APPELANTE - poursuivante

c.

 

YOLANDE BÉLANGER

INTIMÉE - accusée

 

 

ARRÊT

ORDONNANCE limitant la publication :

Il est interdit à quiconque de publier ou de diffuser de quelque façon que ce soit

tout renseignement qui permettrait d’établir l’identité des enfants impliqués

dans cette affaire

 

 

[1]           L’appelante se pourvoit contre un jugement rendu le 14 juin 2018, par la Cour du Québec, district de Terrebonne (l’honorable Gilles Garneau), qui acquitte l’intimée du chef d’accusation d’homicide involontaire coupable.

[2]           Pour les motifs du juge Chamberland, auxquels souscrivent les juges Hilton et Marcotte, LA COUR :

 

 

[3]           REJETTE l’appel.

 

 

 

 

JACQUES CHAMBERLAND, J.C.A.

 

 

 

 

 

ALLAN R. HILTON, J.C.A.

 

 

 

 

 

GENEVIÈVE MARCOTTE, J.C.A.

 

Me Alexis Marcotte Bélanger

DIRECTRICE DES POURSUITES CRIMINELLES ET PÉNALES

Pour l’appelante

 

Me Nicholas St-Jacques

LE GROUPE NOURAIE

et

Me Jean-Daniel Debkoski

DEBKOSKI GIGUÈRE AVOCATS

Pour l’intimée

 

Date d’audience :

29 septembre 2020



 

 

MOTIFS DU JUGE CHAMBERLAND

 

 

[4]           Le ministère public fait appel d’un jugement rendu le 14 juin 2018 qui acquitte l’accusée d’une accusation d’homicide involontaire coupable[1] à la suite du secouement d’un très jeune enfant (près de 11 mois) placé sous sa garde.

[5]           Il reproche au juge de première instance d’avoir commis cinq erreurs de droit portant sur l’insuffisance des motifs du jugement, la prise en compte d’un document qui ne faisait pas partie de la preuve, une évaluation viciée de la crédibilité de l’accusée, la portée donnée à la volonté exprimée par l’intimée de se soumettre à un test polygraphique et, enfin, la prise en compte d’une preuve de la bonne réputation de l’accusée.

*          *           *

Le contexte

[6]           Le 4 mai 2011, tôt le matin, S... P... dépose son fils X à la garderie en milieu familial que tient l’intimée. Celle-ci dira de l’enfant qu’il « chignait » lors de son arrivée.
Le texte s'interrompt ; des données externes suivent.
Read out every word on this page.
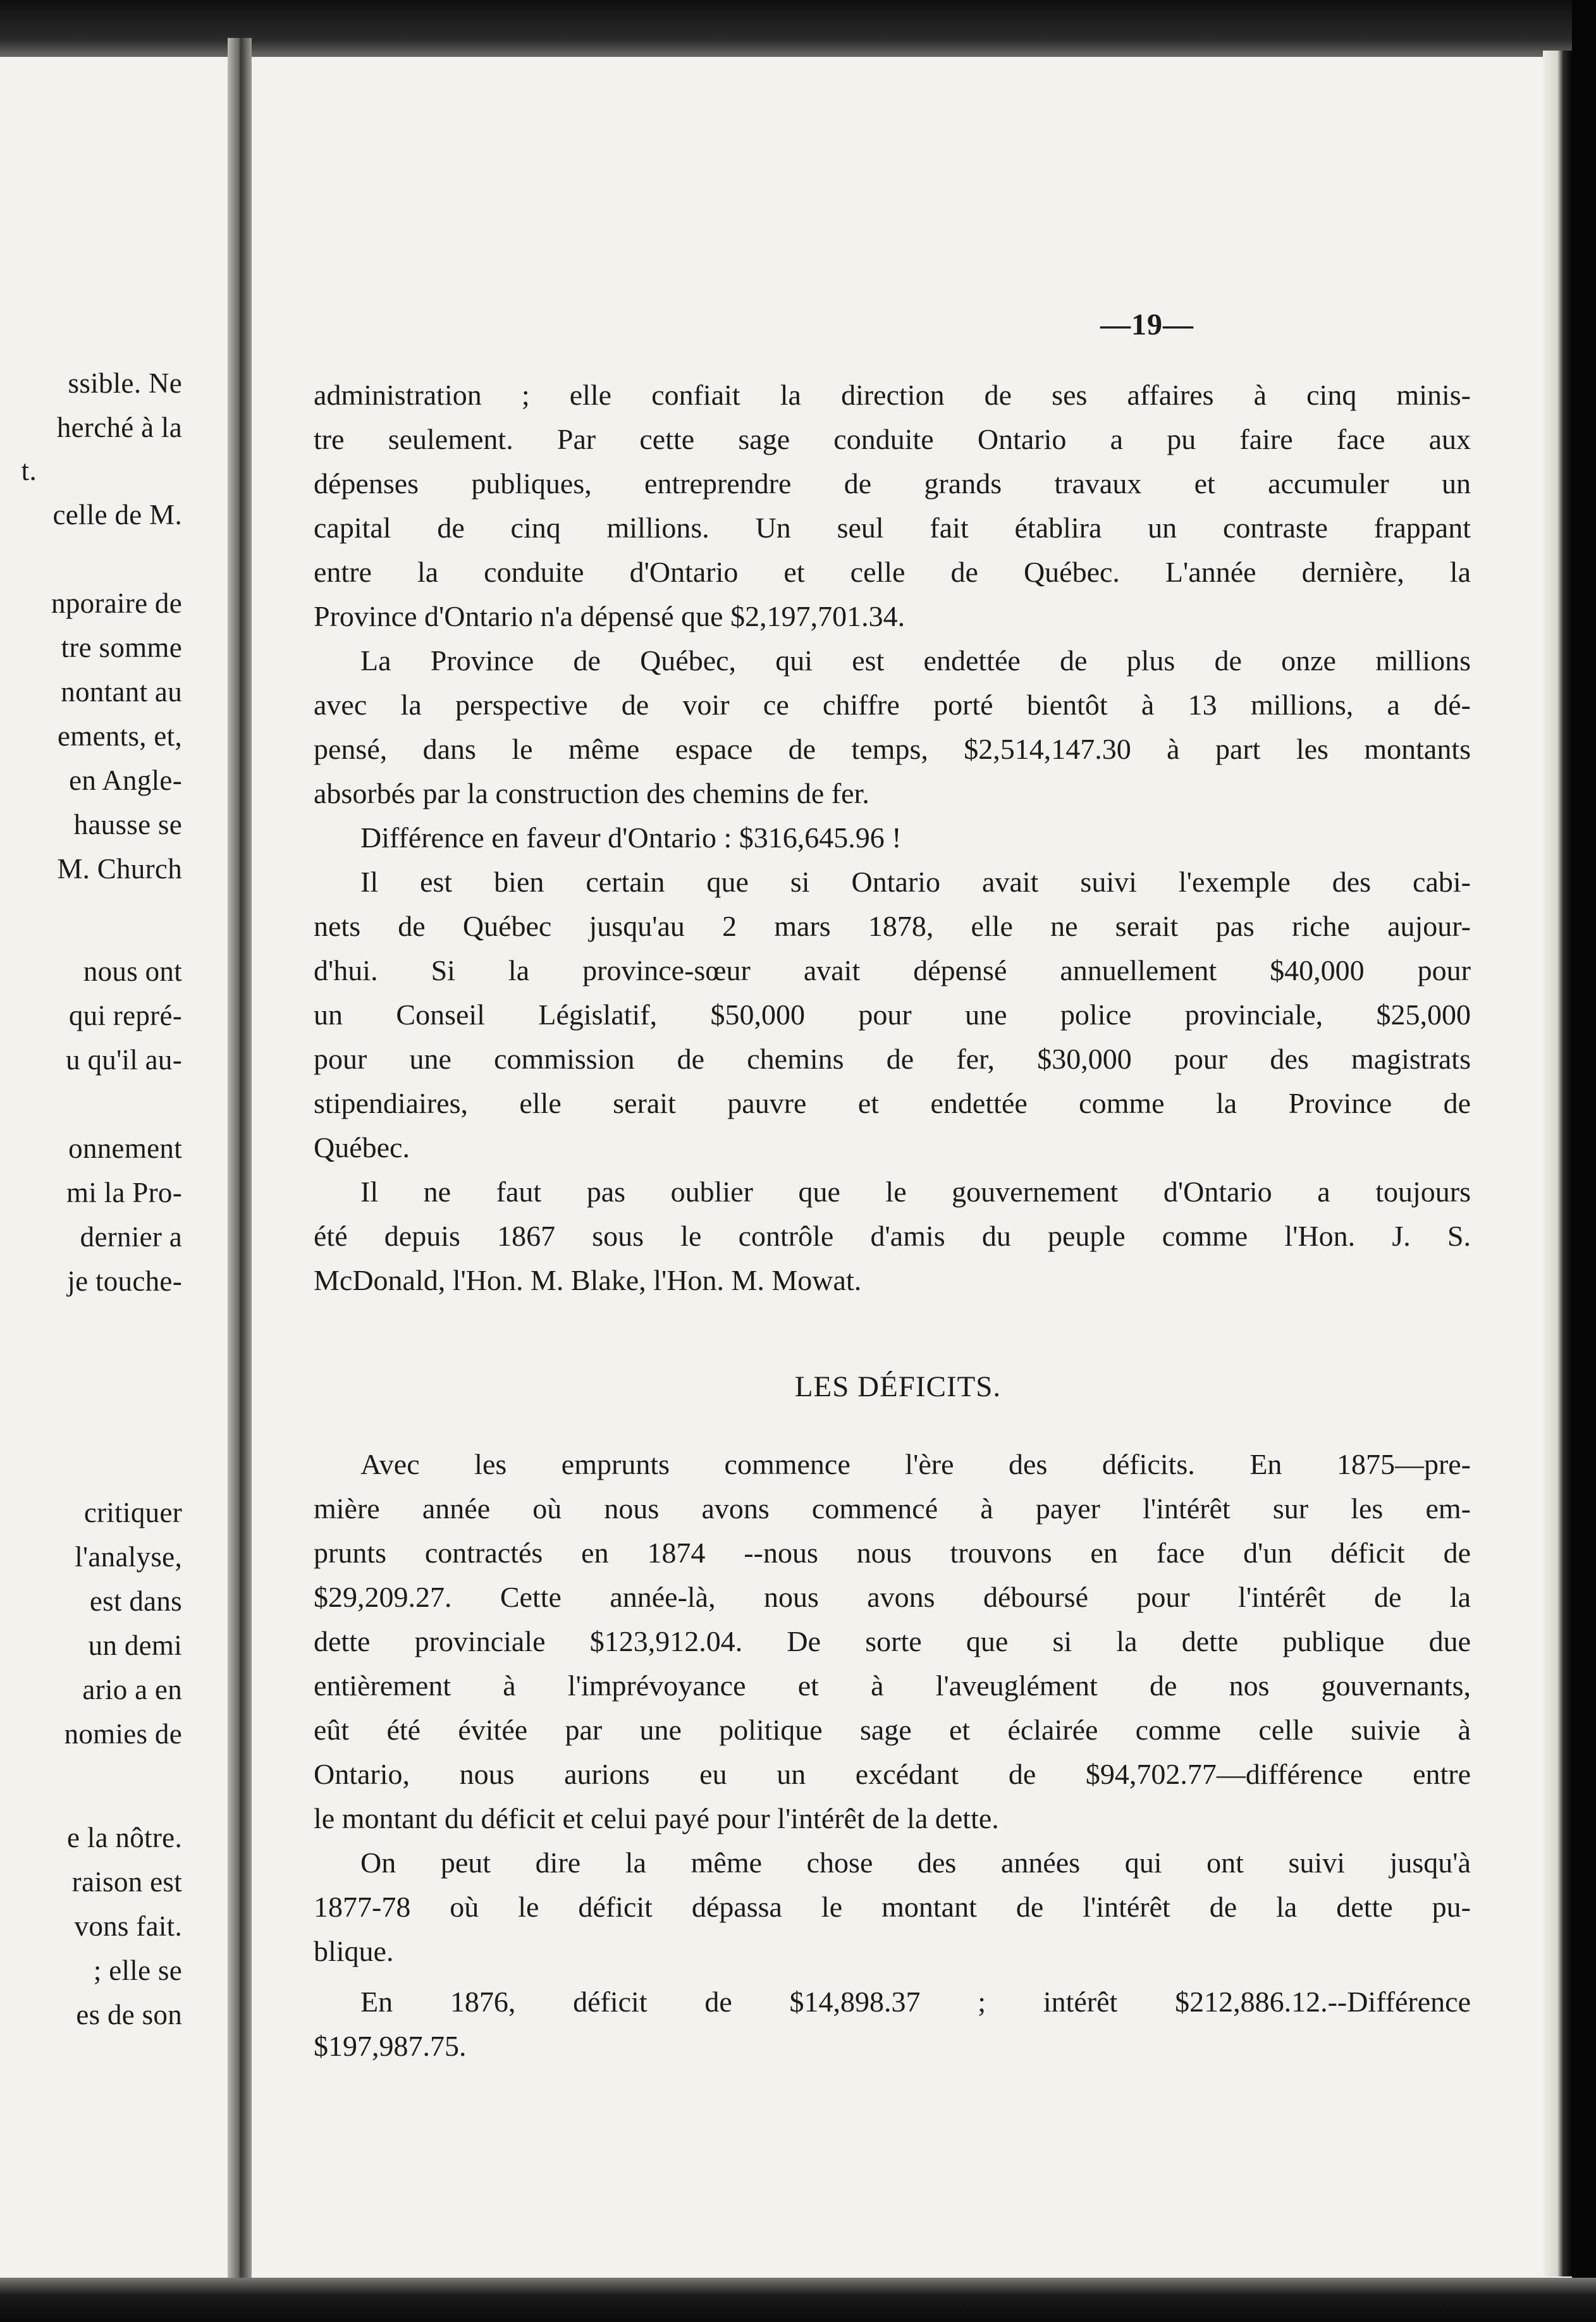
ssible. Ne
herché à la
t.
celle de M.
nporaire de
tre somme
nontant au
ements, et,
en Angle-
hausse se
M. Church
nous ont
qui repré-
u qu'il au-
onnement
mi la Pro-
dernier a
je touche-
critiquer
l'analyse,
est dans
un demi
ario a en
nomies de
e la nôtre.
raison est
vons fait.
; elle se
es de son
—19—
administration ; elle confiait la direction de ses affaires à cinq minis-
tre seulement. Par cette sage conduite Ontario a pu faire face aux
dépenses publiques, entreprendre de grands travaux et accumuler un
capital de cinq millions. Un seul fait établira un contraste frappant
entre la conduite d'Ontario et celle de Québec. L'année dernière, la
Province d'Ontario n'a dépensé que $2,197,701.34.
La Province de Québec, qui est endettée de plus de onze millions
avec la perspective de voir ce chiffre porté bientôt à 13 millions, a dé-
pensé, dans le même espace de temps, $2,514,147.30 à part les montants
absorbés par la construction des chemins de fer.
Différence en faveur d'Ontario : $316,645.96 !
Il est bien certain que si Ontario avait suivi l'exemple des cabi-
nets de Québec jusqu'au 2 mars 1878, elle ne serait pas riche aujour-
d'hui. Si la province-sœur avait dépensé annuellement $40,000 pour
un Conseil Législatif, $50,000 pour une police provinciale, $25,000
pour une commission de chemins de fer, $30,000 pour des magistrats
stipendiaires, elle serait pauvre et endettée comme la Province de
Québec.
Il ne faut pas oublier que le gouvernement d'Ontario a toujours
été depuis 1867 sous le contrôle d'amis du peuple comme l'Hon. J. S.
McDonald, l'Hon. M. Blake, l'Hon. M. Mowat.
LES DÉFICITS.
Avec les emprunts commence l'ère des déficits. En 1875—pre-
mière année où nous avons commencé à payer l'intérêt sur les em-
prunts contractés en 1874 --nous nous trouvons en face d'un déficit de
$29,209.27. Cette année-là, nous avons déboursé pour l'intérêt de la
dette provinciale $123,912.04. De sorte que si la dette publique due
entièrement à l'imprévoyance et à l'aveuglément de nos gouvernants,
eût été évitée par une politique sage et éclairée comme celle suivie à
Ontario, nous aurions eu un excédant de $94,702.77—différence entre
le montant du déficit et celui payé pour l'intérêt de la dette.
On peut dire la même chose des années qui ont suivi jusqu'à
1877-78 où le déficit dépassa le montant de l'intérêt de la dette pu-
blique.
En 1876, déficit de $14,898.37 ; intérêt $212,886.12.--Différence
$197,987.75.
[7]           L’intimée dira également que, vers 11 h, elle se rend à la cuisine pour y réchauffer le repas du midi. Juste avant le repas, elle couche X dans un parc parce qu’il pleurait; il y reste une vingtaine de minutes. Au repas, X mange bien. Après le repas, l’intimée l’assoit par terre devant un bac de jouets; selon elle, il « chigne » toujours. Vers 12 h 25, il serait tombé à la renverse sur le plancher de céramique. Il pleure et l’intimée le couche vers 12 h 35. Il cesse aussitôt de pleurer. Lorsque l’intimée couche les autres enfants pour la sieste, elle remarque que les yeux de X ne sont pas « normaux ». Elle dit l’avoir pris dans ses bras. Il était mou. Elle monte alors à l’étage avec l’enfant, le couche sur le côté et appelle les services d’urgence. Vers 13 h 05, X est conduit à l’hôpital. Son décès est constaté à 18 h 18 le même jour.

[8]           Le procès dure cinq jours, à la fin avril et début mai 2018.

[9]           Le jugement est rendu quelques semaines plus tard.

*          *           *

Le jugement entrepris

[10]        Après avoir résumé les nombreuses admissions faites par les parties, le juge identifie les questions auxquelles il doit répondre. Il résume ensuite le témoignage des parents du jeune enfant, de même que les expertises présentées de part et d’autre par les experts en traumatisme crânien, accidentel ou non. Pour l’un, le docteur Gilles Fortin, pédiatre et neurologue, la cause du décès de l’enfant est attribuable à un traumatisme crânien non accidentel (« TCNA ») survenu après le dîner. Pour l’autre, le docteur Louis Crevier, neurochirurgien pédiatrique, il est possible, quoique cela soit controversé dans la littérature, que la mort soit attribuable au ressaignement d’une lésion ancienne.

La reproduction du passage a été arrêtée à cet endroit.